Lebih lanjut Kiai Said mengungkappkan bahwa dunia tengah berada dalam situasi yang tidak baik-baik saja. Eskalasi konflik dan peperangan terus bergejolak, turbulensi ekonomi terus terjadi, dan ancaman bencana ekologi yang serius terus melanda dimana-mana. Sudah seharusnya hal ini menjadi atensi dari semua pihak, terutama ormas dan tokoh-tokoh agama. Dalam siatuasi ini, Bangsa Indonesia tidak boleh sedikitpun lengah dalam menghadapinya.
Ia menguraikan bahwa Indonesia kini tengah berada pada titik silang pertarungan peradaban global. Di satu sisi menghadapi hegemoni negara-negara adi kuasa dunia namun di sisi lain Indonesia memiliki peluang hadir menjadi penghubung rantai peradaban di tengah pertarungan peradaban yang tidak bersudut.

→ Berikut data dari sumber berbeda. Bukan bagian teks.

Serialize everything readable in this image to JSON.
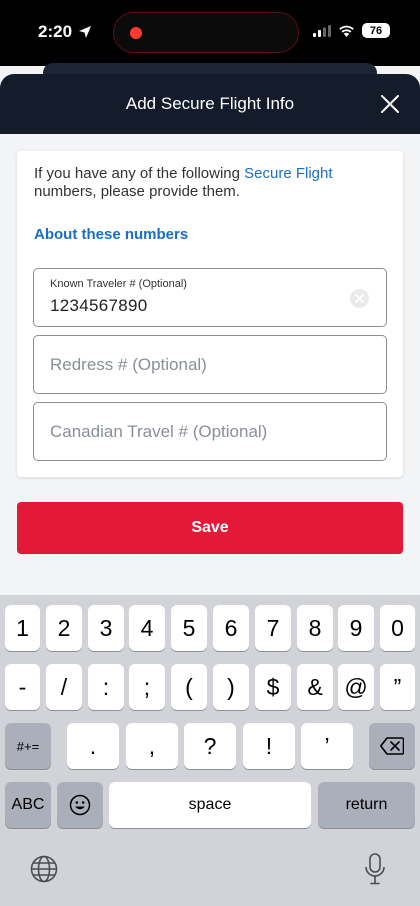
{
  "status_bar": {
    "time": "2:20",
    "battery": "76"
  },
  "header": {
    "title": "Add Secure Flight Info",
    "close_icon": "close-icon"
  },
  "card": {
    "intro_before": "If you have any of the following ",
    "intro_link": "Secure Flight",
    "intro_after": " numbers, please provide them.",
    "about_link": "About these numbers",
    "known_traveler": {
      "label": "Known Traveler # (Optional)",
      "value": "1234567890"
    },
    "redress": {
      "placeholder": "Redress # (Optional)"
    },
    "canadian": {
      "placeholder": "Canadian Travel # (Optional)"
    }
  },
  "save_label": "Save",
  "keyboard": {
    "row1": [
      "1",
      "2",
      "3",
      "4",
      "5",
      "6",
      "7",
      "8",
      "9",
      "0"
    ],
    "row2": [
      "-",
      "/",
      ":",
      ";",
      "(",
      ")",
      "$",
      "&",
      "@",
      "”"
    ],
    "row3": [
      "#+=",
      ".",
      ",",
      "?",
      "!",
      "’"
    ],
    "abc": "ABC",
    "space": "space",
    "return": "return",
    "icons": [
      "backspace-icon",
      "emoji-icon",
      "globe-icon",
      "microphone-icon"
    ]
  },
  "colors": {
    "header_bg": "#141c2c",
    "accent_link": "#1a6fc4",
    "save_bg": "#e31937",
    "keyboard_bg": "#d1d3d9"
  }
}
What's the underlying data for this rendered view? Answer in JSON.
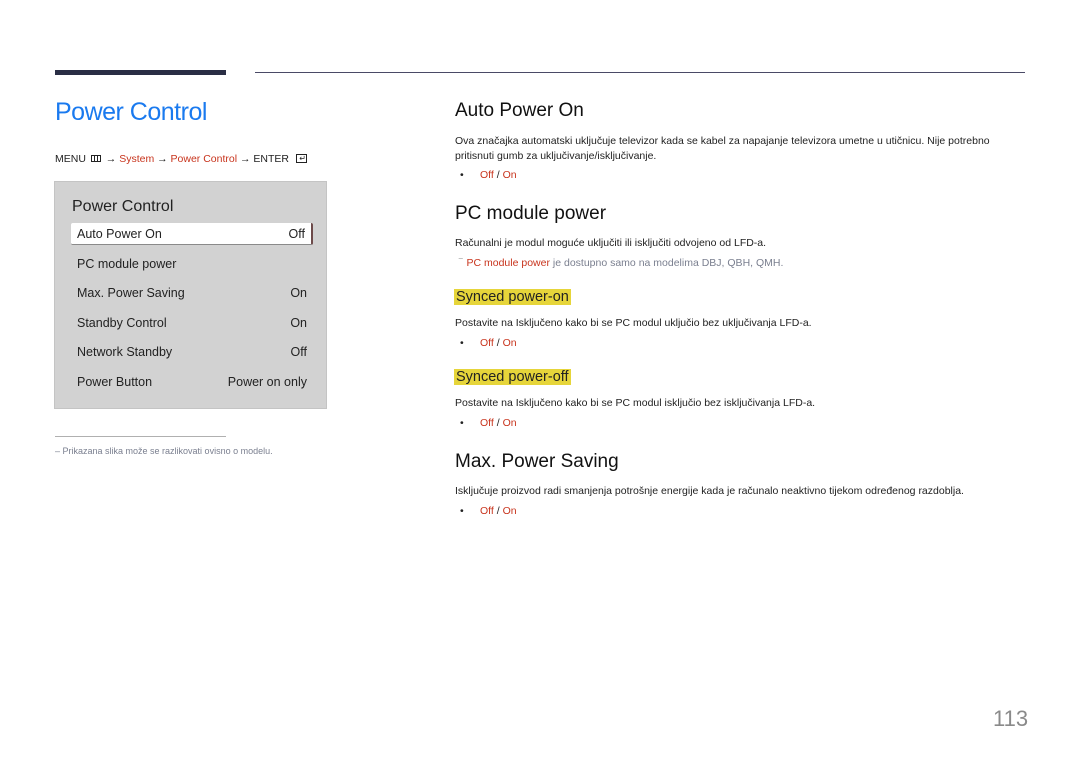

Di sisi lain, Indonesia masih menghadapi tantangan dan pekerjaan rumah di dalam negeri yang harus segera dituntaskan terutama dalam menghadapi meningkatnya eskalasi politik dan ancaman terbulunsi ekonomi serta kemungkinan terjadinya ketidakteraturan sosial yang dipicu dari berbagai latar belakang disharmoni dan konflik horizontal antar masyarakat.
“Dinamika global yang tengah terjadi dan realitas nasional yang ada harus diwaspadai dengan penuh siapsiaga. Agar tidak ada celah sedikitpun bagi penumpang gelap yang berusaha merusak Indonesia dari dalam dan luar negeri," katanya.
Demikian halnya keberadaan skenario asing untuk membuat Indonesia menjadi benar-benar gelap baik melalui rekayasa indeks di pasar modal, melalui permainan nilai tukar rupiah terhadap dolas AS, melalui rekayasa kelangkaan BBM, melalui aksi demonstrasi anarkis, melalui kenaikan harga-harga dan kebutuhan pokok masyarakat, dan juga sangat dimungkinkan melalui aksi teror gaya baru yang belum terprediksi.
“Semuanya harus segera dicegah dan ditangkal serta harus segera dilawan agar negeri yang kita cintai semakin aman, damai, dan maju," ujarnya.
Kiai Said menilai saat ini era transisi sedang berjalan dan telah terjadi banyak penyelarasan serta konsolidasi kebangsaan sedang dilakukan. Karena itu seharusnya Ormas dan tokoh agama bersama pemerintah terus memeprkuat sistem deteksi dini dan membangun kesiapsiagaan nasional serta sedikitpun tidak boleh acuh tak acuh agar momentum ini tidak mudah direbut dan tidak dimanfaatkan oleh sel-sel radikalisme ekstremisme terorisme untuk berkembang ke arah lebih massif dan bermetamorfosa dalam pola, strategi dan gerakan baru yang mungkin mengarah pada sistem ledakan rendah tapi berdampak luas (low explosive but high impact).
“Ormas-ormas Islam dan Ormas keagamaan serta para pemimpin agama tidak boleh hanya jadi penonton dan tidak boleh terbawa ke dalam arus pertarugan yang tidak bersudut antar kepentingan. Tetapi harus bisa berdiri menjadi penyelesai persoalan dan pendamai perselisihan dan harus tegas lurus mengedepankan kepentingan kedaulatan NKRI yang aman, damai, dan sentosa,” paparnya.